Identification of Factors Associated With School Effectiveness With Data Mining Techniques: Testing a New Approach

Front Psychol. 2019 Nov 15:10:2583. doi: 10.3389/fpsyg.2019.02583. eCollection 2019.

Abstract

The study of school effectiveness and the identification of factors associated with it are growing fields of research in the education sciences. Moreover, from the perspective of data mining, great progress has been made in the development of algorithms for the modeling and identification of non-trivial information from massive databases. This work, which falls within this context, proposes an innovative approach for the identification and characterization of educational and organizational factors associated with high school effectiveness. Under a perspective of basic research, our aim is to study the suitability of decision trees, techniques inherent to data mining, to establish predictive models for school effectiveness. Based on the available Spanish sample of the PISA 2015 assessment, an indicator of the school effectiveness was obtained from the application of multilevel models with predictor variables of a contextual nature.
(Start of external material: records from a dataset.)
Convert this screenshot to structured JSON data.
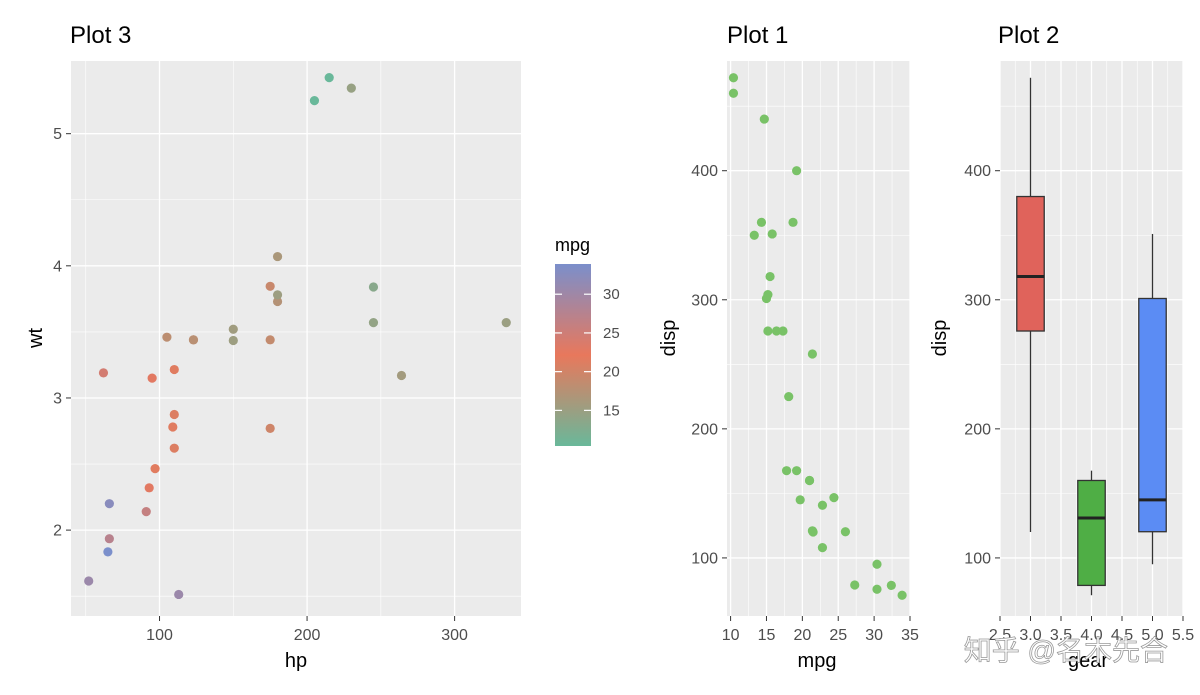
{
  "chart_data": [
    {
      "id": "p3",
      "type": "scatter",
      "title": "Plot 3",
      "xlabel": "hp",
      "ylabel": "wt",
      "xlim": [
        40,
        345
      ],
      "ylim": [
        1.35,
        5.55
      ],
      "xticks": [
        100,
        200,
        300
      ],
      "yticks": [
        2,
        3,
        4,
        5
      ],
      "xminor": [
        50,
        150,
        250
      ],
      "yminor": [
        1.5,
        2.5,
        3.5,
        4.5
      ],
      "grid": true,
      "color_by": "mpg",
      "points": [
        {
          "x": 110,
          "y": 2.62,
          "c": 21.0
        },
        {
          "x": 110,
          "y": 2.875,
          "c": 21.0
        },
        {
          "x": 93,
          "y": 2.32,
          "c": 22.8
        },
        {
          "x": 110,
          "y": 3.215,
          "c": 21.4
        },
        {
          "x": 175,
          "y": 3.44,
          "c": 18.7
        },
        {
          "x": 105,
          "y": 3.46,
          "c": 18.1
        },
        {
          "x": 245,
          "y": 3.57,
          "c": 14.3
        },
        {
          "x": 62,
          "y": 3.19,
          "c": 24.4
        },
        {
          "x": 95,
          "y": 3.15,
          "c": 22.8
        },
        {
          "x": 123,
          "y": 3.44,
          "c": 19.2
        },
        {
          "x": 123,
          "y": 3.44,
          "c": 17.8
        },
        {
          "x": 180,
          "y": 4.07,
          "c": 16.4
        },
        {
          "x": 180,
          "y": 3.73,
          "c": 17.3
        },
        {
          "x": 180,
          "y": 3.78,
          "c": 15.2
        },
        {
          "x": 205,
          "y": 5.25,
          "c": 10.4
        },
        {
          "x": 215,
          "y": 5.424,
          "c": 10.4
        },
        {
          "x": 230,
          "y": 5.345,
          "c": 14.7
        },
        {
          "x": 66,
          "y": 2.2,
          "c": 32.4
        },
        {
          "x": 52,
          "y": 1.615,
          "c": 30.4
        },
        {
          "x": 65,
          "y": 1.835,
          "c": 33.9
        },
        {
          "x": 97,
          "y": 2.465,
          "c": 21.5
        },
        {
          "x": 150,
          "y": 3.52,
          "c": 15.5
        },
        {
          "x": 150,
          "y": 3.435,
          "c": 15.2
        },
        {
          "x": 245,
          "y": 3.84,
          "c": 13.3
        },
        {
          "x": 175,
          "y": 3.845,
          "c": 19.2
        },
        {
          "x": 66,
          "y": 1.935,
          "c": 27.3
        },
        {
          "x": 91,
          "y": 2.14,
          "c": 26.0
        },
        {
          "x": 113,
          "y": 1.513,
          "c": 30.4
        },
        {
          "x": 264,
          "y": 3.17,
          "c": 15.8
        },
        {
          "x": 175,
          "y": 2.77,
          "c": 19.7
        },
        {
          "x": 335,
          "y": 3.57,
          "c": 15.0
        },
        {
          "x": 109,
          "y": 2.78,
          "c": 21.4
        }
      ],
      "legend": {
        "title": "mpg",
        "labels": [
          "15",
          "20",
          "25",
          "30"
        ],
        "values": [
          15,
          20,
          25,
          30
        ],
        "range": [
          10.4,
          33.9
        ],
        "colors_low_to_high": [
          "#69b89a",
          "#e8785c",
          "#7b8fcb"
        ]
      }
    },
    {
      "id": "p1",
      "type": "scatter",
      "title": "Plot 1",
      "xlabel": "mpg",
      "ylabel": "disp",
      "xlim": [
        9.5,
        35
      ],
      "ylim": [
        55,
        485
      ],
      "xticks": [
        10,
        15,
        20,
        25,
        30,
        35
      ],
      "yticks": [
        100,
        200,
        300,
        400
      ],
      "xminor": [
        12.5,
        17.5,
        22.5,
        27.5,
        32.5
      ],
      "yminor": [
        150,
        250,
        350,
        450
      ],
      "grid": true,
      "point_color": "#79c267",
      "points": [
        {
          "x": 21.0,
          "y": 160
        },
        {
          "x": 21.0,
          "y": 160
        },
        {
          "x": 22.8,
          "y": 108
        },
        {
          "x": 21.4,
          "y": 258
        },
        {
          "x": 18.7,
          "y": 360
        },
        {
          "x": 18.1,
          "y": 225
        },
        {
          "x": 14.3,
          "y": 360
        },
        {
          "x": 24.4,
          "y": 146.7
        },
        {
          "x": 22.8,
          "y": 140.8
        },
        {
          "x": 19.2,
          "y": 167.6
        },
        {
          "x": 17.8,
          "y": 167.6
        },
        {
          "x": 16.4,
          "y": 275.8
        },
        {
          "x": 17.3,
          "y": 275.8
        },
        {
          "x": 15.2,
          "y": 275.8
        },
        {
          "x": 10.4,
          "y": 472
        },
        {
          "x": 10.4,
          "y": 460
        },
        {
          "x": 14.7,
          "y": 440
        },
        {
          "x": 32.4,
          "y": 78.7
        },
        {
          "x": 30.4,
          "y": 75.7
        },
        {
          "x": 33.9,
          "y": 71.1
        },
        {
          "x": 21.5,
          "y": 120.1
        },
        {
          "x": 15.5,
          "y": 318
        },
        {
          "x": 15.2,
          "y": 304
        },
        {
          "x": 13.3,
          "y": 350
        },
        {
          "x": 19.2,
          "y": 400
        },
        {
          "x": 27.3,
          "y": 79
        },
        {
          "x": 26.0,
          "y": 120.3
        },
        {
          "x": 30.4,
          "y": 95.1
        },
        {
          "x": 15.8,
          "y": 351
        },
        {
          "x": 19.7,
          "y": 145
        },
        {
          "x": 15.0,
          "y": 301
        },
        {
          "x": 21.4,
          "y": 121
        }
      ]
    },
    {
      "id": "p2",
      "type": "box",
      "title": "Plot 2",
      "xlabel": "gear",
      "ylabel": "disp",
      "xlim": [
        2.5,
        5.5
      ],
      "ylim": [
        55,
        485
      ],
      "xticks": [
        2.5,
        3.0,
        3.5,
        4.0,
        4.5,
        5.0,
        5.5
      ],
      "xtick_labels": [
        "2.5",
        "3.0",
        "3.5",
        "4.0",
        "4.5",
        "5.0",
        "5.5"
      ],
      "xminor": [
        2.75,
        3.25,
        3.75,
        4.25,
        4.75,
        5.25
      ],
      "yticks": [
        100,
        200,
        300,
        400
      ],
      "yminor": [
        150,
        250,
        350,
        450
      ],
      "grid": true,
      "box_width": 0.45,
      "boxes": [
        {
          "x": 3,
          "min": 120.1,
          "q1": 275.8,
          "median": 318,
          "q3": 380,
          "max": 472,
          "color": "#e0635b"
        },
        {
          "x": 4,
          "min": 71.1,
          "q1": 78.7,
          "median": 130.9,
          "q3": 160,
          "max": 167.6,
          "color": "#4fae45"
        },
        {
          "x": 5,
          "min": 95.1,
          "q1": 120.3,
          "median": 145,
          "q3": 301,
          "max": 351,
          "color": "#5b8cf4"
        }
      ]
    }
  ],
  "watermark": "知乎 @名木先合"
}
After selecting high- and low-effectiveness schools in this first phase, the second phase of the study was carried out and consisted of the application of decision trees to identify school, teacher, and student factors associated with high and low effectiveness. The C4.5 algorithm was calculated and, as a result, we obtained 120 different decision trees based on five determining factors (database used; stratification in the initial selection of schools; significance of the predictor variables of the models; use of items and/or scales; and use of the training or validated samples). The results show that the use of this kind of technique could be appropriate if mainly used with correctly pre-processed data that include the combined information available from all educational agents. This study represents a major breakthrough in the study of the factors associated with school effectiveness from a quantitative approach, since it proposes and provides a simple and appropriate procedure for modeling and establishing patterns. In doing so, it contributes to the development of knowledge in the field of school effectiveness that can help in educational decision-making.

Keywords: academic achievement; data mining; decision trees; large-scale assessment; school effectiveness.